FPSF create a win-win situation for the builder and homeowner. Shallow foundation ditches are easier to work around and therefore, result in less concrete being used (FPSF uses less concrete than a 4-foot deep stem wall), costing the builder less for construction. For example, in a 131-unit Denver, Colo., housing project, the U.S. Department of Housing and Urban Development was able to save $3,000 per unit by substituting traditional stem walls with FPSF. In a 1993 NAHB Research Center demonstration project, the cost of an FPSF was compared to an equivalent slab-on-grade foundation with footings extending to the local design frost depth. Savings with FPSF over standard slab-on-grade foundations varied between $635 and $4,750. The wide range of savings reflected varying local frost depth, and builder overhead and mark-ups. Another study conducted by the NAHB Research Center in 1988, showed a 15 to 21 percent savings with FPSF over conventional foundations. These construction cost savings can be passed along to homebuyers, and they can reap the energy savings that FPSF provide as well.

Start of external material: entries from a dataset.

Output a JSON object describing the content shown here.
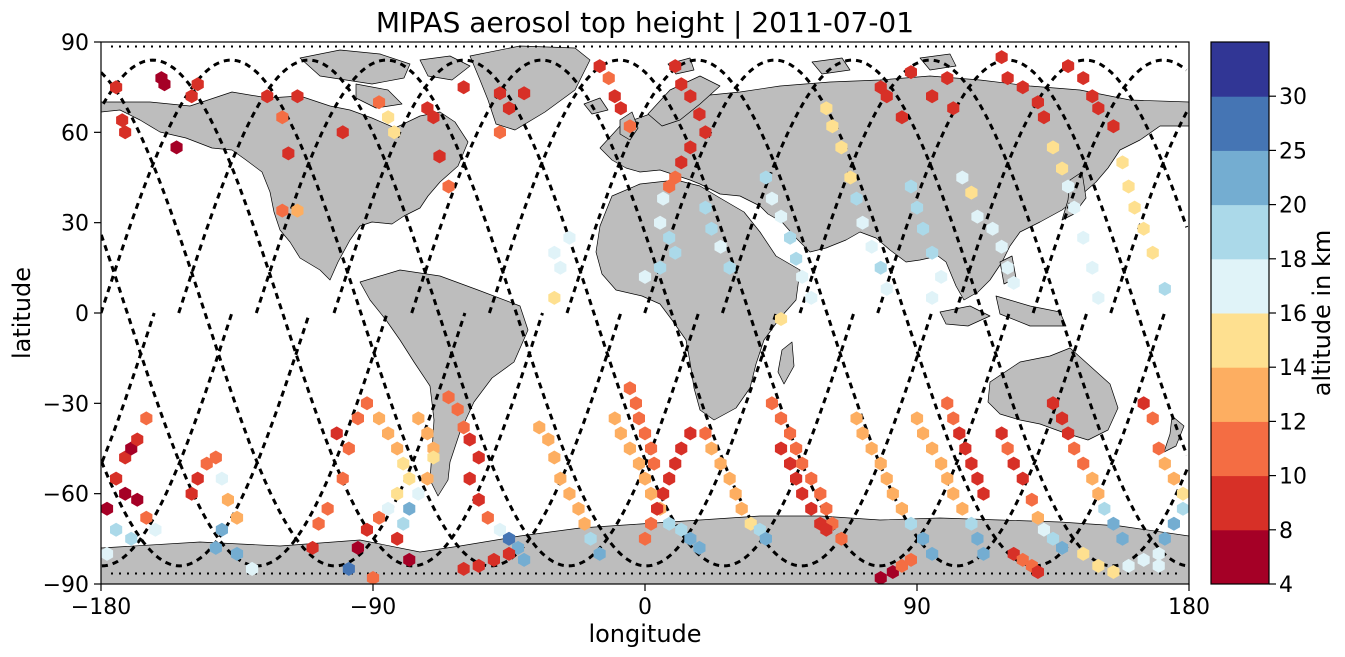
{
  "chart_data": {
    "type": "scatter",
    "title": "MIPAS aerosol top height | 2011-07-01",
    "xlabel": "longitude",
    "ylabel": "latitude",
    "xlim": [
      -180,
      180
    ],
    "ylim": [
      -90,
      90
    ],
    "xticks": [
      -180,
      -90,
      0,
      90,
      180
    ],
    "xtick_labels": [
      "−180",
      "−90",
      "0",
      "90",
      "180"
    ],
    "yticks": [
      -90,
      -60,
      -30,
      0,
      30,
      60,
      90
    ],
    "ytick_labels": [
      "−90",
      "−60",
      "−30",
      "0",
      "30",
      "60",
      "90"
    ],
    "grid": false,
    "colorbar": {
      "label": "altitude in km",
      "boundaries": [
        4,
        8,
        10,
        12,
        14,
        16,
        18,
        20,
        25,
        30
      ],
      "tick_labels": [
        "4",
        "8",
        "10",
        "12",
        "14",
        "16",
        "18",
        "20",
        "25",
        "30"
      ],
      "colors": [
        "#a50026",
        "#d73027",
        "#f46d43",
        "#fdae61",
        "#fee090",
        "#e0f3f8",
        "#abd9e9",
        "#74add1",
        "#4575b4",
        "#313695"
      ]
    },
    "map_colors": {
      "land": "#bdbdbd",
      "coast": "#000000",
      "ocean": "#ffffff"
    },
    "tracks_style": "dashed black satellite ground tracks",
    "points": [
      [
        -175,
        75,
        9
      ],
      [
        -173,
        64,
        9
      ],
      [
        -172,
        60,
        9
      ],
      [
        -160,
        78,
        6
      ],
      [
        -159,
        76,
        6
      ],
      [
        -155,
        55,
        6
      ],
      [
        -150,
        72,
        9
      ],
      [
        -148,
        76,
        9
      ],
      [
        -125,
        72,
        9
      ],
      [
        -120,
        65,
        11
      ],
      [
        -118,
        53,
        9
      ],
      [
        -115,
        72,
        9
      ],
      [
        -120,
        34,
        11
      ],
      [
        -115,
        34,
        13
      ],
      [
        -100,
        60,
        9
      ],
      [
        -88,
        70,
        11
      ],
      [
        -85,
        65,
        14
      ],
      [
        -83,
        60,
        14
      ],
      [
        -72,
        68,
        9
      ],
      [
        -70,
        65,
        9
      ],
      [
        -68,
        52,
        9
      ],
      [
        -65,
        42,
        11
      ],
      [
        -60,
        75,
        9
      ],
      [
        -48,
        73,
        9
      ],
      [
        -45,
        68,
        9
      ],
      [
        -40,
        73,
        9
      ],
      [
        -48,
        60,
        11
      ],
      [
        -15,
        82,
        9
      ],
      [
        -12,
        78,
        11
      ],
      [
        -10,
        72,
        9
      ],
      [
        -8,
        68,
        9
      ],
      [
        -5,
        62,
        11
      ],
      [
        10,
        82,
        9
      ],
      [
        12,
        76,
        9
      ],
      [
        15,
        72,
        9
      ],
      [
        18,
        66,
        9
      ],
      [
        20,
        60,
        9
      ],
      [
        15,
        55,
        9
      ],
      [
        12,
        50,
        9
      ],
      [
        10,
        45,
        11
      ],
      [
        8,
        42,
        11
      ],
      [
        6,
        38,
        17
      ],
      [
        -30,
        20,
        17
      ],
      [
        -28,
        15,
        17
      ],
      [
        -30,
        5,
        15
      ],
      [
        -25,
        25,
        17
      ],
      [
        5,
        30,
        17
      ],
      [
        8,
        25,
        19
      ],
      [
        10,
        20,
        19
      ],
      [
        5,
        15,
        19
      ],
      [
        0,
        12,
        17
      ],
      [
        20,
        35,
        19
      ],
      [
        22,
        28,
        19
      ],
      [
        25,
        22,
        17
      ],
      [
        28,
        15,
        19
      ],
      [
        40,
        45,
        19
      ],
      [
        42,
        38,
        17
      ],
      [
        45,
        32,
        17
      ],
      [
        48,
        25,
        19
      ],
      [
        50,
        18,
        19
      ],
      [
        52,
        12,
        17
      ],
      [
        55,
        5,
        17
      ],
      [
        45,
        -2,
        15
      ],
      [
        60,
        68,
        15
      ],
      [
        62,
        62,
        15
      ],
      [
        65,
        55,
        15
      ],
      [
        68,
        45,
        15
      ],
      [
        70,
        38,
        19
      ],
      [
        72,
        30,
        17
      ],
      [
        75,
        22,
        17
      ],
      [
        78,
        15,
        19
      ],
      [
        80,
        8,
        17
      ],
      [
        88,
        42,
        19
      ],
      [
        90,
        35,
        19
      ],
      [
        92,
        28,
        19
      ],
      [
        95,
        20,
        19
      ],
      [
        98,
        12,
        17
      ],
      [
        95,
        5,
        17
      ],
      [
        105,
        45,
        17
      ],
      [
        108,
        40,
        15
      ],
      [
        110,
        32,
        17
      ],
      [
        115,
        28,
        17
      ],
      [
        118,
        22,
        17
      ],
      [
        120,
        15,
        17
      ],
      [
        122,
        10,
        17
      ],
      [
        135,
        55,
        15
      ],
      [
        138,
        48,
        15
      ],
      [
        140,
        42,
        17
      ],
      [
        142,
        35,
        17
      ],
      [
        145,
        25,
        17
      ],
      [
        148,
        15,
        17
      ],
      [
        150,
        5,
        17
      ],
      [
        158,
        50,
        15
      ],
      [
        160,
        42,
        15
      ],
      [
        162,
        35,
        15
      ],
      [
        165,
        28,
        15
      ],
      [
        168,
        20,
        15
      ],
      [
        172,
        8,
        19
      ],
      [
        118,
        85,
        9
      ],
      [
        120,
        78,
        9
      ],
      [
        125,
        75,
        9
      ],
      [
        130,
        70,
        9
      ],
      [
        132,
        65,
        9
      ],
      [
        140,
        82,
        9
      ],
      [
        145,
        78,
        9
      ],
      [
        148,
        72,
        9
      ],
      [
        150,
        68,
        9
      ],
      [
        155,
        62,
        9
      ],
      [
        78,
        75,
        9
      ],
      [
        80,
        72,
        9
      ],
      [
        85,
        65,
        9
      ],
      [
        88,
        80,
        9
      ],
      [
        95,
        72,
        9
      ],
      [
        100,
        78,
        9
      ],
      [
        102,
        68,
        9
      ],
      [
        -178,
        -65,
        6
      ],
      [
        -175,
        -55,
        9
      ],
      [
        -172,
        -48,
        9
      ],
      [
        -170,
        -45,
        6
      ],
      [
        -168,
        -42,
        9
      ],
      [
        -165,
        -35,
        11
      ],
      [
        -172,
        -60,
        6
      ],
      [
        -168,
        -62,
        6
      ],
      [
        -165,
        -68,
        11
      ],
      [
        -162,
        -72,
        17
      ],
      [
        -170,
        -75,
        19
      ],
      [
        -175,
        -72,
        19
      ],
      [
        -178,
        -80,
        17
      ],
      [
        -150,
        -60,
        9
      ],
      [
        -148,
        -55,
        9
      ],
      [
        -145,
        -50,
        11
      ],
      [
        -142,
        -48,
        11
      ],
      [
        -140,
        -55,
        17
      ],
      [
        -138,
        -62,
        13
      ],
      [
        -135,
        -68,
        13
      ],
      [
        -140,
        -72,
        20
      ],
      [
        -142,
        -78,
        20
      ],
      [
        -135,
        -80,
        20
      ],
      [
        -130,
        -85,
        17
      ],
      [
        -110,
        -78,
        9
      ],
      [
        -108,
        -70,
        11
      ],
      [
        -105,
        -65,
        11
      ],
      [
        -100,
        -55,
        11
      ],
      [
        -98,
        -45,
        11
      ],
      [
        -102,
        -40,
        9
      ],
      [
        -95,
        -35,
        11
      ],
      [
        -92,
        -30,
        11
      ],
      [
        -88,
        -35,
        13
      ],
      [
        -85,
        -40,
        13
      ],
      [
        -82,
        -45,
        13
      ],
      [
        -80,
        -50,
        15
      ],
      [
        -78,
        -55,
        15
      ],
      [
        -82,
        -60,
        15
      ],
      [
        -85,
        -65,
        17
      ],
      [
        -88,
        -68,
        11
      ],
      [
        -92,
        -72,
        9
      ],
      [
        -95,
        -78,
        6
      ],
      [
        -98,
        -85,
        27
      ],
      [
        -90,
        -88,
        11
      ],
      [
        -75,
        -35,
        13
      ],
      [
        -72,
        -40,
        13
      ],
      [
        -70,
        -45,
        13
      ],
      [
        -70,
        -48,
        15
      ],
      [
        -72,
        -55,
        13
      ],
      [
        -75,
        -60,
        17
      ],
      [
        -78,
        -65,
        21
      ],
      [
        -80,
        -70,
        19
      ],
      [
        -82,
        -75,
        9
      ],
      [
        -78,
        -82,
        6
      ],
      [
        -65,
        -28,
        11
      ],
      [
        -62,
        -32,
        11
      ],
      [
        -60,
        -38,
        11
      ],
      [
        -58,
        -42,
        9
      ],
      [
        -55,
        -48,
        9
      ],
      [
        -58,
        -55,
        9
      ],
      [
        -55,
        -62,
        9
      ],
      [
        -52,
        -68,
        11
      ],
      [
        -48,
        -72,
        17
      ],
      [
        -45,
        -75,
        27
      ],
      [
        -42,
        -78,
        21
      ],
      [
        -40,
        -82,
        21
      ],
      [
        -35,
        -38,
        13
      ],
      [
        -32,
        -42,
        13
      ],
      [
        -30,
        -48,
        13
      ],
      [
        -28,
        -55,
        13
      ],
      [
        -25,
        -60,
        13
      ],
      [
        -22,
        -65,
        13
      ],
      [
        -20,
        -70,
        13
      ],
      [
        -18,
        -75,
        19
      ],
      [
        -15,
        -80,
        21
      ],
      [
        -10,
        -35,
        13
      ],
      [
        -8,
        -40,
        13
      ],
      [
        -5,
        -45,
        13
      ],
      [
        -2,
        -50,
        13
      ],
      [
        0,
        -55,
        13
      ],
      [
        2,
        -60,
        13
      ],
      [
        5,
        -65,
        13
      ],
      [
        8,
        -70,
        19
      ],
      [
        12,
        -72,
        19
      ],
      [
        15,
        -75,
        21
      ],
      [
        18,
        -78,
        21
      ],
      [
        -5,
        -25,
        11
      ],
      [
        -3,
        -30,
        11
      ],
      [
        -2,
        -35,
        11
      ],
      [
        0,
        -40,
        11
      ],
      [
        2,
        -45,
        11
      ],
      [
        3,
        -50,
        11
      ],
      [
        20,
        -40,
        11
      ],
      [
        22,
        -45,
        13
      ],
      [
        25,
        -50,
        13
      ],
      [
        28,
        -55,
        13
      ],
      [
        30,
        -60,
        13
      ],
      [
        32,
        -65,
        13
      ],
      [
        35,
        -70,
        15
      ],
      [
        38,
        -72,
        19
      ],
      [
        40,
        -75,
        21
      ],
      [
        15,
        -40,
        9
      ],
      [
        12,
        -45,
        9
      ],
      [
        10,
        -50,
        9
      ],
      [
        8,
        -55,
        9
      ],
      [
        6,
        -60,
        9
      ],
      [
        4,
        -65,
        9
      ],
      [
        2,
        -70,
        11
      ],
      [
        0,
        -75,
        11
      ],
      [
        42,
        -30,
        11
      ],
      [
        45,
        -35,
        11
      ],
      [
        48,
        -40,
        11
      ],
      [
        50,
        -45,
        11
      ],
      [
        52,
        -50,
        11
      ],
      [
        55,
        -55,
        11
      ],
      [
        58,
        -60,
        11
      ],
      [
        60,
        -65,
        11
      ],
      [
        62,
        -70,
        11
      ],
      [
        65,
        -75,
        11
      ],
      [
        45,
        -45,
        9
      ],
      [
        48,
        -50,
        9
      ],
      [
        50,
        -55,
        9
      ],
      [
        52,
        -60,
        9
      ],
      [
        55,
        -65,
        9
      ],
      [
        58,
        -70,
        9
      ],
      [
        60,
        -72,
        9
      ],
      [
        70,
        -35,
        13
      ],
      [
        72,
        -40,
        13
      ],
      [
        75,
        -45,
        13
      ],
      [
        78,
        -50,
        13
      ],
      [
        80,
        -55,
        13
      ],
      [
        82,
        -60,
        13
      ],
      [
        85,
        -65,
        13
      ],
      [
        88,
        -70,
        19
      ],
      [
        92,
        -75,
        21
      ],
      [
        95,
        -80,
        21
      ],
      [
        90,
        -35,
        13
      ],
      [
        92,
        -40,
        13
      ],
      [
        95,
        -45,
        13
      ],
      [
        98,
        -50,
        13
      ],
      [
        100,
        -55,
        13
      ],
      [
        102,
        -60,
        13
      ],
      [
        105,
        -65,
        13
      ],
      [
        108,
        -70,
        19
      ],
      [
        110,
        -75,
        21
      ],
      [
        112,
        -80,
        21
      ],
      [
        100,
        -30,
        11
      ],
      [
        102,
        -35,
        11
      ],
      [
        104,
        -40,
        9
      ],
      [
        106,
        -45,
        9
      ],
      [
        108,
        -50,
        9
      ],
      [
        110,
        -55,
        9
      ],
      [
        112,
        -60,
        9
      ],
      [
        118,
        -40,
        9
      ],
      [
        120,
        -45,
        11
      ],
      [
        122,
        -50,
        9
      ],
      [
        125,
        -55,
        9
      ],
      [
        128,
        -62,
        11
      ],
      [
        130,
        -68,
        13
      ],
      [
        132,
        -72,
        17
      ],
      [
        135,
        -75,
        19
      ],
      [
        138,
        -78,
        21
      ],
      [
        135,
        -30,
        9
      ],
      [
        138,
        -35,
        9
      ],
      [
        140,
        -40,
        9
      ],
      [
        142,
        -45,
        11
      ],
      [
        145,
        -50,
        11
      ],
      [
        148,
        -55,
        13
      ],
      [
        150,
        -60,
        13
      ],
      [
        152,
        -65,
        19
      ],
      [
        155,
        -70,
        21
      ],
      [
        158,
        -75,
        21
      ],
      [
        165,
        -30,
        9
      ],
      [
        168,
        -35,
        11
      ],
      [
        170,
        -45,
        11
      ],
      [
        172,
        -50,
        13
      ],
      [
        175,
        -55,
        13
      ],
      [
        178,
        -60,
        15
      ],
      [
        178,
        -65,
        19
      ],
      [
        175,
        -70,
        21
      ],
      [
        172,
        -75,
        21
      ],
      [
        170,
        -80,
        17
      ],
      [
        145,
        -80,
        15
      ],
      [
        150,
        -84,
        15
      ],
      [
        155,
        -86,
        15
      ],
      [
        160,
        -84,
        17
      ],
      [
        165,
        -82,
        17
      ],
      [
        170,
        -84,
        17
      ],
      [
        122,
        -80,
        9
      ],
      [
        125,
        -82,
        11
      ],
      [
        128,
        -84,
        11
      ],
      [
        130,
        -86,
        9
      ],
      [
        78,
        -88,
        6
      ],
      [
        82,
        -86,
        6
      ],
      [
        85,
        -84,
        11
      ],
      [
        88,
        -82,
        11
      ],
      [
        -60,
        -85,
        9
      ],
      [
        -55,
        -84,
        9
      ],
      [
        -50,
        -82,
        9
      ],
      [
        -45,
        -80,
        9
      ]
    ]
  }
}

For more information on frost protected shallow foundations, refer to the Technology Inventory listing.
Insulated Steel Panels (Panelized Steel Foundations)
Panelized steel systems are similar to structural insulated panels. They are fabricated from steel sheet skin (typically 22 gauge thick) and extruded or expanded foam sandwiched between the steel sheets. Other systems consist of steel studs embedded in extruded or expanded foam. The panels are either mechanically interlocked (with fasteners) or welded together. Whichever system is used, the panels can be successfully used as basement or foundations walls.

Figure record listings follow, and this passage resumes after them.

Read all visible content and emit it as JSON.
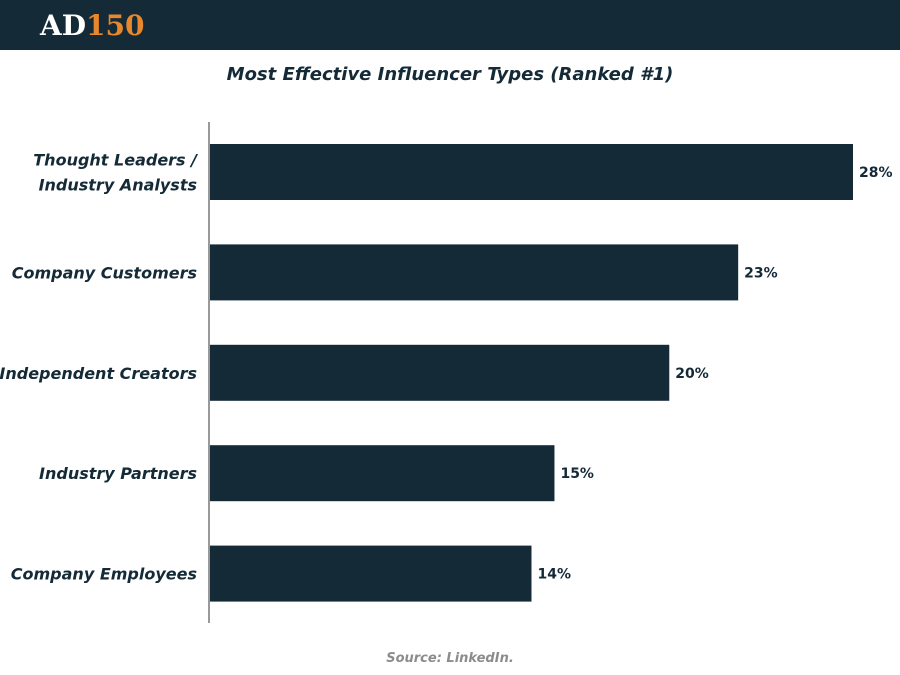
{
  "header": {
    "logo_part_a": "AD",
    "logo_part_b": "150",
    "bar_color": "#142a37",
    "logo_accent_color": "#e8872b"
  },
  "source_note": "Source: LinkedIn.",
  "chart_data": {
    "type": "bar",
    "orientation": "horizontal",
    "title": "Most Effective Influencer Types (Ranked #1)",
    "categories": [
      [
        "Thought Leaders /",
        "Industry Analysts"
      ],
      [
        "Company Customers"
      ],
      [
        "Independent Creators"
      ],
      [
        "Industry Partners"
      ],
      [
        "Company Employees"
      ]
    ],
    "values": [
      28,
      23,
      20,
      15,
      14
    ],
    "value_labels": [
      "28%",
      "23%",
      "20%",
      "15%",
      "14%"
    ],
    "xlim": [
      0,
      28
    ],
    "grid": false,
    "legend": "none",
    "bar_color": "#142a37"
  }
}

Cost savings for these foundations come from the ease of installation as work can be done by framing crews under a wide variety of weather conditions. These systems also eliminate the need for a concrete contractor, as poured concrete walls are not needed and footings can be poured without a concrete contractor. A recent time and motion study performed by the NAHB Research Center for the Mid-Atlantic Steel Framing Alliance (MASFA) documented construction time for a single-family home using Premium Steel Building Systems panels. The labor cost for the foundations was $0.18 per square foot of living area. It took 19 labor hours to construct the foundation. The cost of these panels usually comes at a premium, therefore, a builder should look at the total cost rather than the labor cost alone.
Other Wall Panels
There are a variety of panelized systems that combine the strength of steel or other composites with concrete to form wall panels. Tridipanel, for example, produces a prefabricated polystyrene wire mesh panels that becomes a structural wall when concrete, gunnite, Portland cement, plaster, and stucco are shotcreted into place. Tridipanels have been tested to withstand extreme temperatures; they are earthquake tested and use recycled green products. These systems are not always available in all markets, nor do they provide a complete solution. However, when available, these alternative systems can provide an economical alternative to concrete or block walls.